How to resolve multi - class prediction error in xgboost in R

r
xgboost

#1

hello,

I have a multiclass prediction problem for which the classes are:

the table(labels) show the distribution after converting the labels to numeric.

I have used the below code for xgboost:

# xgboost parameters
library(xgboost)
param <- list("objective" = "multi:softmax",
              "num_class" = 13,
              "eval_metric" = "merror",    # evaluation metric 
              "nthread" = 8,   # number of threads to be used 
              "max_depth" = 16,    # maximum depth of tree 
              "eta" = 0.2,    # step size shrinkage 
              "gamma" = 0.01,    # minimum loss reduction 
              "subsample" = 1,    # part of data instances to grow tree 
              "colsample_bytree" = 1,  # subsample ratio of columns when constructing each tree 
              "min_child_weight" = 12)  # minimum sum of instance weight needed in a child 

#Convert labels to numeric:
num.class = length(levels(labels$country_destination))
levels(labels$country_destination) = 1:num.class

#Convert the data to matrix form:
#Convert the train_xg:
train.matrix = as.matrix(df_train)
mode(train.matrix) = "numeric"

#Convert the test_xg:
test.matrix = as.matrix(df_test)
mode(test.matrix) = "numeric"

#Convert the labels data:
labels.matrix <- as.matrix(labels$country_destination)
mode(labels.matrix) = "numeric"

# k-fold cross validation, with timing
nround.cv = 50
dtrain <- xgb.DMatrix(train.matrix, label=labels.matrix)
xgboost.cv <- xgb.cv(param=param, data=dtrain,nfold=10, nrounds=nround.cv, prediction=TRUE, verbose=0)

# index of maximum auc:
min.merr.idx = which.min(xgboost.cv$dt[, test.merror.mean]) 
min.merr.idx
## [1] 13
# minimum merror
xgboost.cv$dt[min.merr.idx,]

# real model fit training, with full data
xgb.bst <- xgboost(param=param, data=train.matrix, label=labels.matrix, 
                               nrounds=min.merr.idx, verbose=1)
pred <- predict(xgb.bst,test.matrix)

However:

> table(pred)
pred
    8    12 
47647 14449

I am not being able to understand why I am getting only two classes in pred.
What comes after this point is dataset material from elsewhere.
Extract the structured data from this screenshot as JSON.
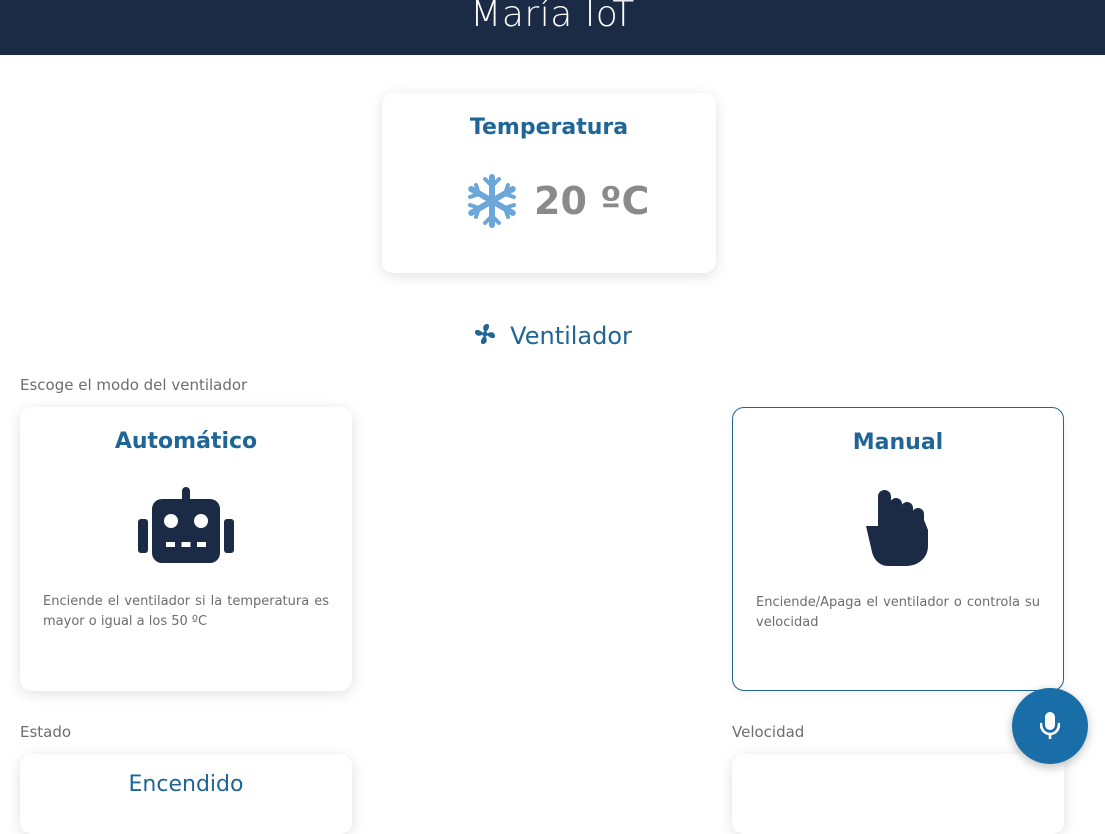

Can someone please help me with this??


#2

Did you solve this? I have the same problem. :frowning:


#3

I never used XGBoost for multiclass classification, but the output should be a matrix of probabilities, where each column is the probability of the case being of a given class. This is what makes the table look weird.

If you want to look at a single table with the results, you have to threshold the probabilities and condense the output to a single column.


#4

as.numeric(target) should fix this. :slight_smile: